There will always be differences between friends, and that is true as well for the EU and ASEAN. Over recent years one of the difficulties we have had in our relationship has concerned palm oil, and its place in our biofuels regime. Those differences have not gone away – indeed there is a dispute settlement process underway at the WTO on the issue. We have, however, agreed to launch the dialogue on issues affecting its production and sustainability which we decided to establish last year. Getting to this point has requited close cooperation between the EEAS and the relevant Commission services dealing with energy and climate issues, as we need for so many aspects of EU foreign policy.
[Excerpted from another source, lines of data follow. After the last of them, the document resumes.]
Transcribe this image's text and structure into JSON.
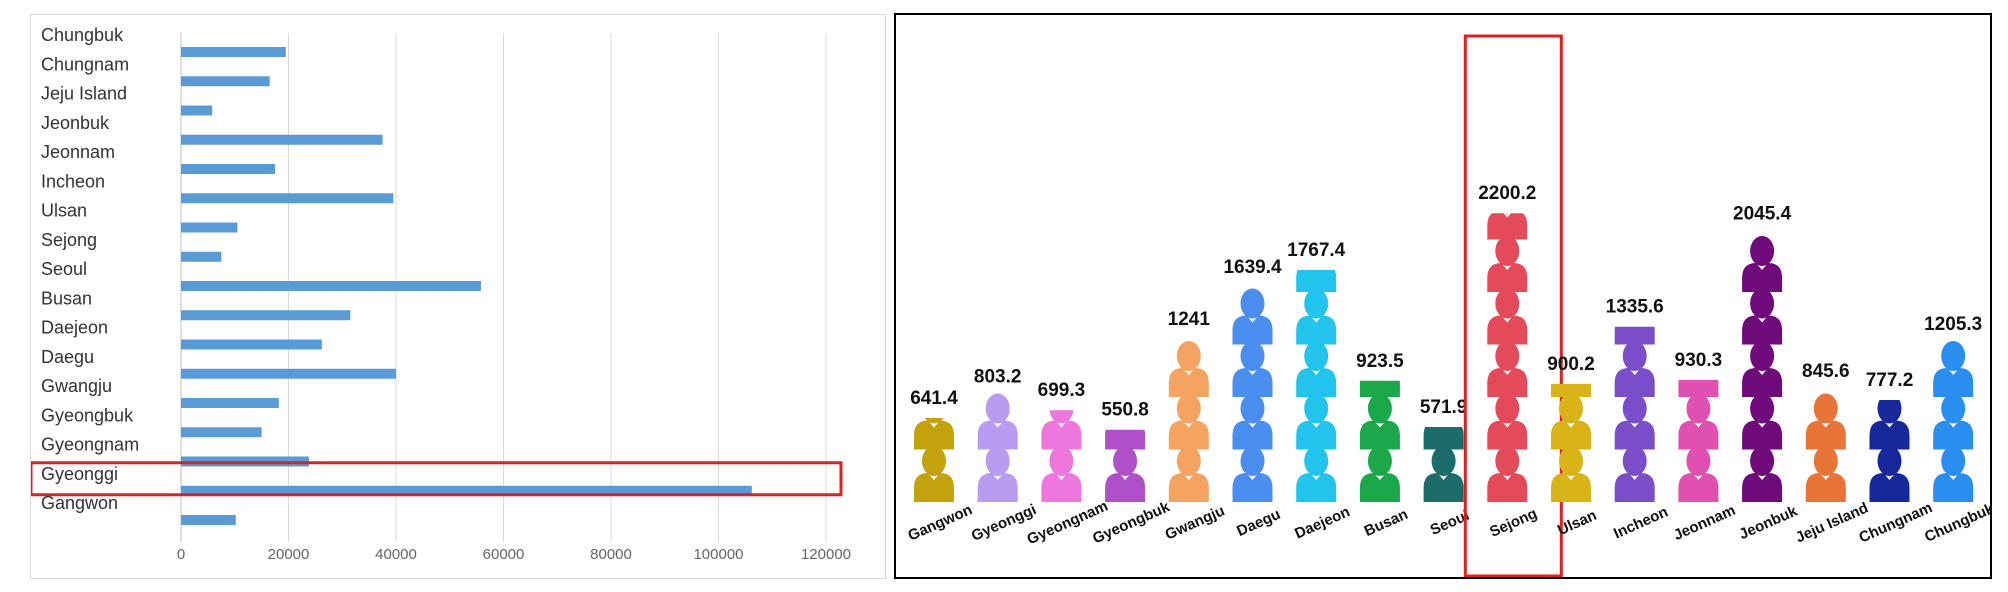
{
  "chart_data": [
    {
      "type": "bar",
      "orientation": "horizontal",
      "categories": [
        "Chungbuk",
        "Chungnam",
        "Jeju Island",
        "Jeonbuk",
        "Jeonnam",
        "Incheon",
        "Ulsan",
        "Sejong",
        "Seoul",
        "Busan",
        "Daejeon",
        "Daegu",
        "Gwangju",
        "Gyeongbuk",
        "Gyeongnam",
        "Gyeonggi",
        "Gangwon"
      ],
      "values": [
        19500,
        16500,
        5800,
        37500,
        17500,
        39500,
        10500,
        7500,
        55800,
        31500,
        26200,
        40000,
        18200,
        15000,
        23800,
        106200,
        10200
      ],
      "xlim": [
        0,
        120000
      ],
      "xticks": [
        "0",
        "20000",
        "40000",
        "60000",
        "80000",
        "100000",
        "120000"
      ],
      "grid": "vertical",
      "highlight": "Gyeonggi",
      "bar_color": "#5b9bd5",
      "highlight_color": "#e02020"
    },
    {
      "type": "bar",
      "style": "pictogram",
      "categories": [
        "Gangwon",
        "Gyeonggi",
        "Gyeongnam",
        "Gyeongbuk",
        "Gwangju",
        "Daegu",
        "Daejeon",
        "Busan",
        "Seoul",
        "Sejong",
        "Ulsan",
        "Incheon",
        "Jeonnam",
        "Jeonbuk",
        "Jeju Island",
        "Chungnam",
        "Chungbuk"
      ],
      "values": [
        641.4,
        803.2,
        699.3,
        550.8,
        1241,
        1639.4,
        1767.4,
        923.5,
        571.9,
        2200.2,
        900.2,
        1335.6,
        930.3,
        2045.4,
        845.6,
        777.2,
        1205.3
      ],
      "value_labels": [
        "641.4",
        "803.2",
        "699.3",
        "550.8",
        "1241",
        "1639.4",
        "1767.4",
        "923.5",
        "571.9",
        "2200.2",
        "900.2",
        "1335.6",
        "930.3",
        "2045.4",
        "845.6",
        "777.2",
        "1205.3"
      ],
      "colors": [
        "#c4a20e",
        "#b79cf0",
        "#ee77dd",
        "#b050c8",
        "#f4a460",
        "#4a8ef0",
        "#22c4ee",
        "#1aa84a",
        "#1c6c6c",
        "#e34a5a",
        "#d8b418",
        "#7a4ec8",
        "#e050b0",
        "#6e0a7a",
        "#e87438",
        "#16289a",
        "#2a8ef0"
      ],
      "highlight": "Sejong",
      "highlight_color": "#e02020"
    }
  ]
}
ASEAN and the EU have both come to see that individual points of difference should not cloud our view of the broader strategic interest. Jean Monnet put it better than I can when talking about the establishment of our own Union: “Make men work together; show them that beyond their differences and geographical boundaries, there lies a common interest.” I would say women too. And of course now the European Union and ASEAN as well.
And we have many shared interests: from the immediate such as international vaccine cooperation, rebuilding our economies and carefully reopening our countries, to the overarching imperatives of promoting effective multilateralism and a rules-based international order. Our Southeast Asian partners were grateful for our long-term commitment to the region and its integration through numerous ongoing EU-funded activities, as well as for our “Team Europe” response to the pandemic.
It is important for the EU to extend its security footprint in the region. For the first time an EU High Representative has been invited to the meeting of the ASEAN Defence Ministers’ Meeting-Plus grouping (ASEAN, US, China, Japan, India, Australia, New Zealand) on 9 December, marking the tenth anniversary of that grouping also.
In this context it is worth stressing that we are ready to expand our engagement in and with Asia. The EEAS and our member states have particular expertise, for example in the area of peacekeeping given our own operations around the world, or maritime and cyber security. We should build on the increasing number of security dialogues and Framework Participation Agreements for participation in CSDP missions with our partners in the Indo-Pacific. We should also increase our collective engagement with ASEAN in multilateral fora, focusing on key EU political priorities such as climate action, the digital transformation, sustainable development and human rights, including labour rights.
Being ASEAN’s Strategic Partner gives the EU a key opportunity to step up our engagement in a growing, dynamic region.